Similar to other systematic reviews and meta-analyses, our results are limited by clinical trial quality. Although our search strategy was comprehensive, we included only English-language articles and published articles after 2000 and thus may have missed trials not published in English or published before the year 2000. Hemodynamic data were not recorded similarly in all trials nor was the frequency of hemodynamic data collected. Furthermore, 5 and 10 minutes may be an oversimplification of hemodynamic representation as intravenous anesthetics used for induction of anesthesia have a short initial elimination half-life and, therefore, collecting hemodynamic data every minute would have been ideal . Moreover, we did not calculate MAP from trials reporting systolic and diastolic blood pressure because individual patient data were not reported. Three studies met our inclusion criteria and were included in the systematic review. However, we did not include these studies in the meta-analysis as we were unable to extract measures of variation [32, 33, 35]. Data on vasoactive medications which could alter hemodynamics and affect our estimates were not reported in the majority of included trials. We do not report subgroup meta-analyses for the different patient populations or interventions studied due to the limited number of studies in each meta-analysis (only 1 meta-analysis included 3 studies and the remainder had 2 studies). Thus, any subgroup and sensitivity analyses would reduce the number further with only 1 study, which is already presented well in the forest plots. Lastly, our systematic review illustrated moderate to high heterogeneity in the analyses and high risk of bias of the included studies. With such small numbers of studies in the meta-analysis, advanced bias evaluations were not appropriate.
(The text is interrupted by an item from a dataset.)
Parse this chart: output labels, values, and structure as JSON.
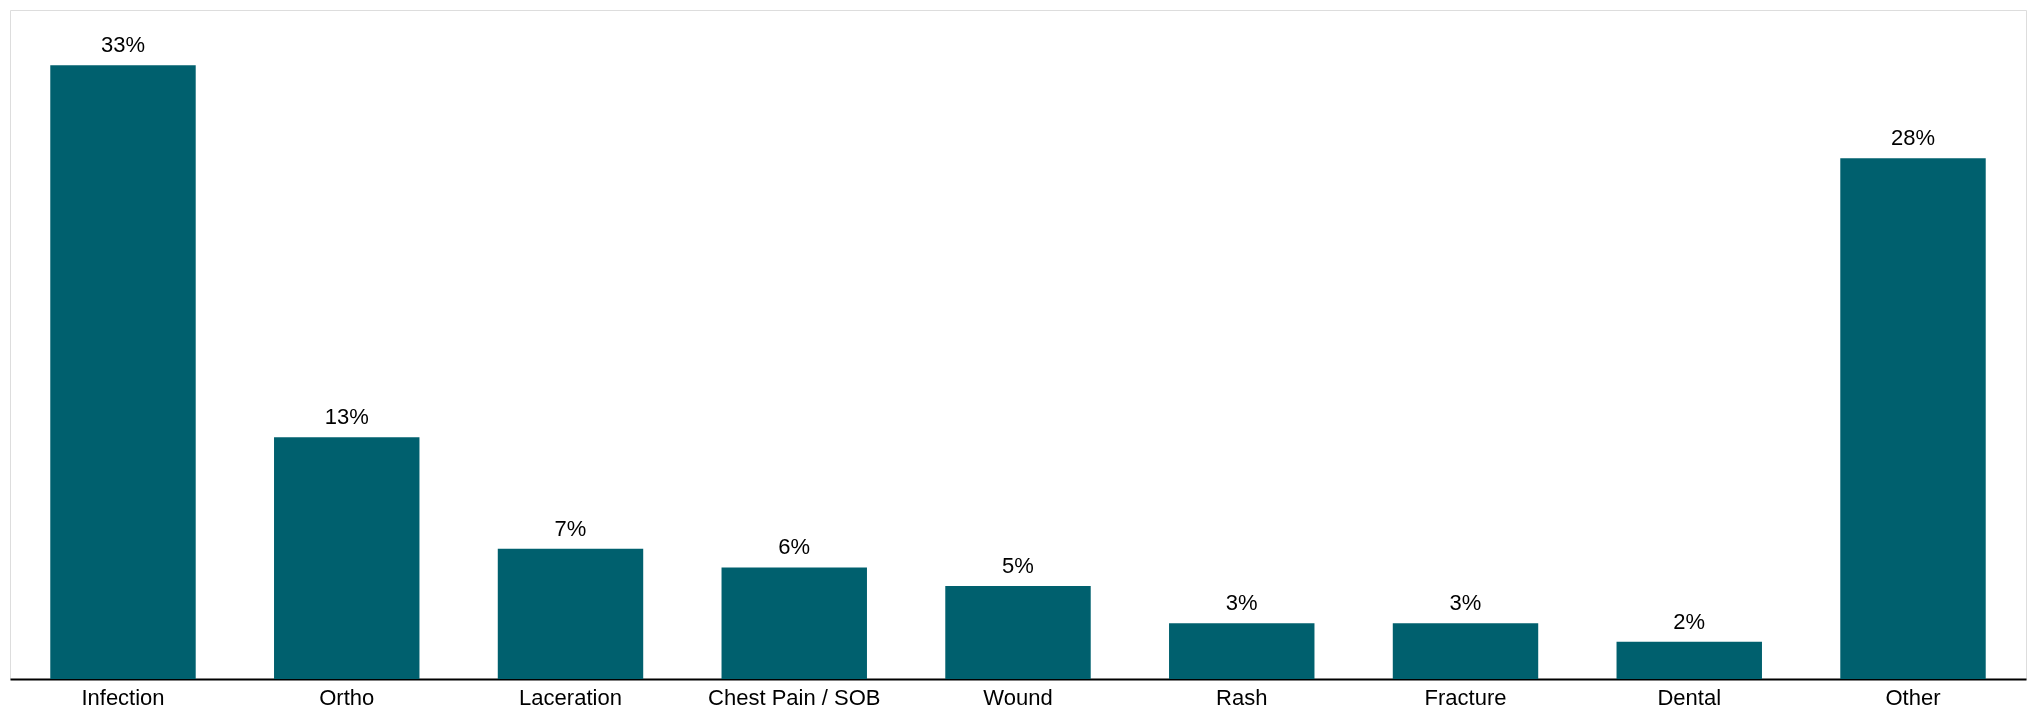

Thus, our results should be interpreted with caution.
We demonstrated a potentially better hemodynamic profile with ketamine/propofol admixture-based induction of anesthesia versus nonketamine/propofol admixture-based induction of anesthesia for procedures requiring airway manipulation such as endotracheal intubation. However, given moderate to high heterogeneity of trials included in the current meta-analysis, our results should be interpreted with caution.
Conflicts of Interest
The authors declare that they have no conflicts of interest.
This work was supported by funding from the Department of Anesthesiology and Perioperative Medicine and the Critical Care Independent Multidisciplinary Practice at Mayo Clinic Rochester, Minnesota.